Claim 22 has been analyzed and rejected according to claims 1, 21 above, and the combination of Hassan and Ravindran further teaches at least one chip (Hassan, at least one processor as a chip, para 25, and Ravindran, integrated into a chipset, para 117 or system-on-a-chip SoC, para 17).
Claim 2: the combination of Hassan and Ravindran further teaches, according to claim 1 above, wherein the to-be-detected audio signal comprises a plurality of audio frames (Hassan, framing input at 602 and audio frames are provided, para 69, and Ravindran, the audio signal is divided into frames, by 10ms frames by one example, para 25), and wherein determining that the acquisition scenario of the to-be-detected audio signal is the first scenario according to the to-be-detected audio signal (Hassan, the repair workshop scenario is determined in at least a speech enhancement, para 27 and Ravindran, one of the SNR ratio levels low, medium, and high, para 55) comprises:
inputting each of the plurality of audio frames into a scenario recognition model (Hassan, speech enhancement module 200 with DNN data 240A and DNN decoding unit 204 in fig. 4, and Ravindran, including compute SNR 404, classify sounds in audio data by type of sound 416, select parameter values depending on the SNR, etc., in fig. 4), to obtain scenario information of each audio frame (Ravindran, a-priori probability of acoustic events like heavy breathing, para 73 and frame or super-frame containing frames with each of 10ms to 30ms, para 49), wherein the scenario recognition model is a neural network model (Hassan, DNN training for the speech enhancement in fig. 5 and the speech enhancement includes at least DNN decoding unit 204 in fig. 4, and Ravindran, artificial neural network algorithms to classify the data, para 77) trained with audio frames in a plurality of scenarios (Hassan, trained by using training data include noisy speech sample and noise sample and through a DNN training for speech in fig. 5 and Ravindran, feature templates saved during the training for each class for the classification process, para 77) and configured to determine an acquisition scenario of an audio frame (Hassan, the repair workshop scenario is determined in at least a speech enhancement, para 27, and under such scenario, the clean speech 340 is derived in fig. 3 and Ravindran, SNR calculate 404 and classify sounds in audio data by type of sound 416 are used for determining scenarios including SNR levels low, medium, high and sound types discussed in claim 1 above), and wherein the scenario information of each audio frame indicates a probability that an acquisition scenario of each audio frame is each of the plurality of scenarios (Ravindran, the a-priori probability of acoustic events as values representing a relative frequency of such events in an environment of that type, para 73 and frame or super-frame containing frames with each of 10ms to 30ms, para 49); and
determining that the acquisition scenario of the to-be-detected audio signal is the first scenario in the plurality of scenarios according to the scenario information of each audio frame (Ravindran, such as heavy beathing scenario is determined based on whether the acoustic environment contains such events, para 73).

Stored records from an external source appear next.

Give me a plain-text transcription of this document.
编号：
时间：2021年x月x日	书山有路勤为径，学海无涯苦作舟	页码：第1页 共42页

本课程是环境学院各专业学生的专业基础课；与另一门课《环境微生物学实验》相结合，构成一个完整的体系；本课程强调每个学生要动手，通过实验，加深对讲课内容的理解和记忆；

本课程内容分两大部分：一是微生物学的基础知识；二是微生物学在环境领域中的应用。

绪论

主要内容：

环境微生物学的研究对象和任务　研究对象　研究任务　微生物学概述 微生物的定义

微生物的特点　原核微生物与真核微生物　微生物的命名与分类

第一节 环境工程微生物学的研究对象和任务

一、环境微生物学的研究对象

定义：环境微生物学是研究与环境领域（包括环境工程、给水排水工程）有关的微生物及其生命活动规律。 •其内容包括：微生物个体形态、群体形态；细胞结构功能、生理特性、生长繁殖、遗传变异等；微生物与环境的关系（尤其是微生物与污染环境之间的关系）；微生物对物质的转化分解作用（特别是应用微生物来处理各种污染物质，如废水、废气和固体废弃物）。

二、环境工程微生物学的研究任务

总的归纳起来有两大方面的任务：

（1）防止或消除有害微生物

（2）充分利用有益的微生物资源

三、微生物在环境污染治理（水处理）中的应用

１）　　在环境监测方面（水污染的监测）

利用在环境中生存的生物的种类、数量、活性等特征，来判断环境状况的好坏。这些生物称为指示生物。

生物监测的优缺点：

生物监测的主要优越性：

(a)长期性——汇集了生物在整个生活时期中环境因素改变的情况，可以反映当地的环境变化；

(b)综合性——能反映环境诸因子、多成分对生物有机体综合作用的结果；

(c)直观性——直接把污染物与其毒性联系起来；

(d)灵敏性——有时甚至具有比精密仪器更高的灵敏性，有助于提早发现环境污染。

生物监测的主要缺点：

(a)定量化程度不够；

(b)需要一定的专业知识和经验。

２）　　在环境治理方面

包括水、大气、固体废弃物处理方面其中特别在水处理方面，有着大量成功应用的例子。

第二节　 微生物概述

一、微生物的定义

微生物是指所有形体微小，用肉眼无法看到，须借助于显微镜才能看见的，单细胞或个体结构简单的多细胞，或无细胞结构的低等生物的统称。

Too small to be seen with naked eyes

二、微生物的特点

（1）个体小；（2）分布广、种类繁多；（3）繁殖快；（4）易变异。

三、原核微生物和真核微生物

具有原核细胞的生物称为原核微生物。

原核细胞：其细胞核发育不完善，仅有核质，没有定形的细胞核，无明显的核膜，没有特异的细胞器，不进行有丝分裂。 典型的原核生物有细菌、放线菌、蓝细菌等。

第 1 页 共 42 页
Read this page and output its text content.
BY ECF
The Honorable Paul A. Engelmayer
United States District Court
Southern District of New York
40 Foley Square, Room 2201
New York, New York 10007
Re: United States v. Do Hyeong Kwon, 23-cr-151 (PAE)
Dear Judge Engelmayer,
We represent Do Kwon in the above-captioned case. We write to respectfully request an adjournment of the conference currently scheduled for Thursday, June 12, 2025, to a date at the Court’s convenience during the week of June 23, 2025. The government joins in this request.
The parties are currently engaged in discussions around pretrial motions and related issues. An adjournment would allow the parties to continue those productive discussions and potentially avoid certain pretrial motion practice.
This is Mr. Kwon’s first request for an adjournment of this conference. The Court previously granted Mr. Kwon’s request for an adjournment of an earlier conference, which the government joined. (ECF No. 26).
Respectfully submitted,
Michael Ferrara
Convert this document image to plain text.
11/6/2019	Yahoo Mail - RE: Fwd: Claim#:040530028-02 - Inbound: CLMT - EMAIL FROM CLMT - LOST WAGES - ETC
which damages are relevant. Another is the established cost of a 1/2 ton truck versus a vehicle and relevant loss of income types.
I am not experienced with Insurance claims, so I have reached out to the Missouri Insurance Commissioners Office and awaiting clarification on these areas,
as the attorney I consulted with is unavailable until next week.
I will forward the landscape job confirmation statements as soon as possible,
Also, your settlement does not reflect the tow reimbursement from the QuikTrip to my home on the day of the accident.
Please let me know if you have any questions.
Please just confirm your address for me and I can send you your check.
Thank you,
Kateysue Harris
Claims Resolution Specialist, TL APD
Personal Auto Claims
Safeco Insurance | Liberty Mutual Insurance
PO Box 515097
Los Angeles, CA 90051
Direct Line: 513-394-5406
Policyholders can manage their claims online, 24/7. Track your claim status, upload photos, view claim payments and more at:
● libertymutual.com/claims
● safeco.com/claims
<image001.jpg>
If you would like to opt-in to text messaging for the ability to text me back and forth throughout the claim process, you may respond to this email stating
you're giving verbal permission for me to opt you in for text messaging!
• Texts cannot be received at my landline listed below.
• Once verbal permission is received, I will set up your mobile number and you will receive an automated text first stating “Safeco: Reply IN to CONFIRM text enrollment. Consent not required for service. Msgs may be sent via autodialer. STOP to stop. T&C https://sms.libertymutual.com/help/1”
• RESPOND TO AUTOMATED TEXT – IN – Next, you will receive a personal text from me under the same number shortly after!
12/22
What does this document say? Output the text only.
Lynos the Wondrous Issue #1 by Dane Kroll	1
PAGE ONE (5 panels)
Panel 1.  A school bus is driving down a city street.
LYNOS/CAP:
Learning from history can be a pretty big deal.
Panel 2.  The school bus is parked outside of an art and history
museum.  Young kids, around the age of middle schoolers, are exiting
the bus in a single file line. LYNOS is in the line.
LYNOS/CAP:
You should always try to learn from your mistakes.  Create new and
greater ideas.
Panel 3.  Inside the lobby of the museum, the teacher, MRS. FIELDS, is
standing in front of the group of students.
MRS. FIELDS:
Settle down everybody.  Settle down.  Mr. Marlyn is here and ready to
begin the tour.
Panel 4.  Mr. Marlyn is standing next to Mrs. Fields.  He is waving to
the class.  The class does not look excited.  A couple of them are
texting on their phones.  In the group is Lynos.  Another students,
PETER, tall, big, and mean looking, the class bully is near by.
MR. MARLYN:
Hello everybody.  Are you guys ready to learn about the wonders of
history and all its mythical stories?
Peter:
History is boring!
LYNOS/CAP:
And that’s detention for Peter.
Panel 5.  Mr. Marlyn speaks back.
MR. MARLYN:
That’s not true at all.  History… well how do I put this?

Claim 4: the combination of Hassan and Ravindran further teaches, according to claim 2 above, wherein the scenario recognition model is trained based on audio frames in at least one of a road scenario, a subway scenario, a home scenario, or an office scenario (Hassan, repair workshop scenario, para 27, and the discussion in claim 1 above, and Ravindran, background noise type includes traffic, or other vehicle noise, para 35).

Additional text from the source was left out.